Grover Krantz, for example, thought that the Pacific NW Sasquatch occupied a similar ecological niche to a black bear in the cold rain forest. But what would a Rocky Mountain Sasquatch do in the winter? Hibernate? Live in a cave? Or why do the tracks stop and start? Well, says the second group, they (like fairies, gnomes, "aliens," etc.) are here — and then they are not-here. Poof!

I bought this shirt in 2019 at the State Forest State Park
visitor center — not the only Bigfoot-themed item on sale.
3. Bigfoot is the symbol of wildness.  

It's not too late: you can still register for for "Yeti Fest" in North Park, Colorado, sponsored by Never Summer Nordic, a concessionaire at State Forest State Park — which apparently has adopted Bigfoot/Yeti/Sasquatch as an unofficial emblem. Enjoy live music, a Yeti-call contest, and a Yeti hunt with real guides — unless it has been canceled due to Covid 19. Maybe it has been. Better luck next year!

What I think is going on here though is not a hardcore endorsement of Position #1 or Position #2 but a celebration of the Colorado outdoors and the spirit of wildness. Bigfoot may be the North American equivalent of the revived Green Man symbol, originally found throughout Britain on medieval churches.

So what about Bigfoot Deterrence? You Promised Us!

Before it petered out, I followed the blog of a Colorado-based group, Sasquatch Investigations of the Rockies. (Related: It's not too late to sign up for this month's "Colorado Bigfoot Expedition" with the Bigfoot Field Researchers Organization - unless that gets cancelled too.) The SIR folks thought that tree trunks stacked certain ways were left by Bigfoot, which reminded me of the "Ute Prayer Tree" fakelore.

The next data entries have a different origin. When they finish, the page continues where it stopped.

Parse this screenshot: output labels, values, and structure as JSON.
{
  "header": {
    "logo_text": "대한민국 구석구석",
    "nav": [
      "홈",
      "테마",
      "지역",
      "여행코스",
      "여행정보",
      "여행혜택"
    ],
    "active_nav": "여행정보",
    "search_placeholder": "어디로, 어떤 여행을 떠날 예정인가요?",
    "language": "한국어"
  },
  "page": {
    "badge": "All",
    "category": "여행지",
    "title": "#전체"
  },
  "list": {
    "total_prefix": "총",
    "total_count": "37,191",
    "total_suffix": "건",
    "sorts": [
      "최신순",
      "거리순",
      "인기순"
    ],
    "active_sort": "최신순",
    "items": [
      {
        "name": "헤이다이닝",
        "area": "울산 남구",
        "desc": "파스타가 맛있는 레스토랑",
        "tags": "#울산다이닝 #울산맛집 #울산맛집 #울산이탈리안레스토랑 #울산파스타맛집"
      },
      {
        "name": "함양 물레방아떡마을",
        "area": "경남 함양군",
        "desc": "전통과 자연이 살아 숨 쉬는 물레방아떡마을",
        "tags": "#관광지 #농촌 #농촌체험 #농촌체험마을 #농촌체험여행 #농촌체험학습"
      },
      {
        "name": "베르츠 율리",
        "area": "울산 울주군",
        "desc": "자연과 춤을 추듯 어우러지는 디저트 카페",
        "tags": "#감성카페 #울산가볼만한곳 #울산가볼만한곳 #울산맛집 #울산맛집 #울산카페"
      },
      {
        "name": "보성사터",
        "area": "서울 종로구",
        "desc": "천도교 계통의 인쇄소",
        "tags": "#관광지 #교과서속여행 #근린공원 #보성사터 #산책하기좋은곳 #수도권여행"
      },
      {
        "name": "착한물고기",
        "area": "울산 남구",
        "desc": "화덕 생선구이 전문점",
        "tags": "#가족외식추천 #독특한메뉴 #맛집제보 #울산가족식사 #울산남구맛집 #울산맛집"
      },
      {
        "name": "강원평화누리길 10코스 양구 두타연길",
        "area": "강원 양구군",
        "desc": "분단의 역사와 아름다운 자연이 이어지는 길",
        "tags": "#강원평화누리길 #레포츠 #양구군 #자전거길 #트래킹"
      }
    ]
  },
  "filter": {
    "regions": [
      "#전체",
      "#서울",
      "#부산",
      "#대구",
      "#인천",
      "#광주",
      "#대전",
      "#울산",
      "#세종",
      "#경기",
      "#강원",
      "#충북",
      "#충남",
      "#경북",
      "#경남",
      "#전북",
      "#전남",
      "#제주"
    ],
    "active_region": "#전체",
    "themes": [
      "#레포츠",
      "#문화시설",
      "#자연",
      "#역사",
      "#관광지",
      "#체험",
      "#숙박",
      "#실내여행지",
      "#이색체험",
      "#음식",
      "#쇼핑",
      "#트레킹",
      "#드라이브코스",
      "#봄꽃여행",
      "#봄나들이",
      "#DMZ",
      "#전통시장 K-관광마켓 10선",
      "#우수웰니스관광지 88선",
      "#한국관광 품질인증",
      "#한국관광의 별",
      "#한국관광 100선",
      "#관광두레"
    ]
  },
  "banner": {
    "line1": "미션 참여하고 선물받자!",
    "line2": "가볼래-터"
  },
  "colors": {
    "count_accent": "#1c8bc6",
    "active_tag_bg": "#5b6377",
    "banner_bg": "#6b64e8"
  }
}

They also used to leave spreads of food out for the big guy, on flat boulders and such. I am sure that somebody enjoyed them. I used to wonder, though, why they did not place scout cameras to find out just who came. Maybe it was more fun to speculate.

Then I was listening to one of Timothy Renner's Strange Familiars podcasts — he is a Pennsylvania musician who has found a new niche as a paranomal investigation podcaster and author. The podcasts are very low-key and often  feature Tim and a friend(s) who are hiking (sometimes at night), while talking about local history, camping, weird tales, strange experiences in the woods, and such, interspersed with "Did you hear that?" "It sounds like it was coming from across the creek."

Bigfoot deterrent?
In one of their Michaux State Forest episodes, the question of scout cameras came up, and the group agreed that Bigfoot avoids them. No one ever gets Bigfoot photos on a scout camera, they said. (These Washington state highway camera photos seemed to say otherwise but have been debunked.)

So there you have it. Put up the scout cameras and Bigfoot will stay away.

Postscript: Cameras and other large critters.

I  lost a scout camera to an angry black bear back in 2010, but the photos were interesting.

Sooyang Park, an amazingly dedicated South Korean wildlife photographer, has done a lot of work in the Russian Far East and authored Great Soul of Siberia: Passion, Obsession, and One Man's Quest for the World's Most Elusive Tiger. He says that the Siberian tigers he photographs (spending weeks in a little blind covered in dirt and timber) seek out and destroy cameras and audio recorders — he thinks  that they smell the plastic cases.

On the other hand, the Wild Cats Conservation Alliance (a good group, please donate) sprinkles its social media feeds with photos of leopards and sometimes tigers that appear to be at least partially from game cameras.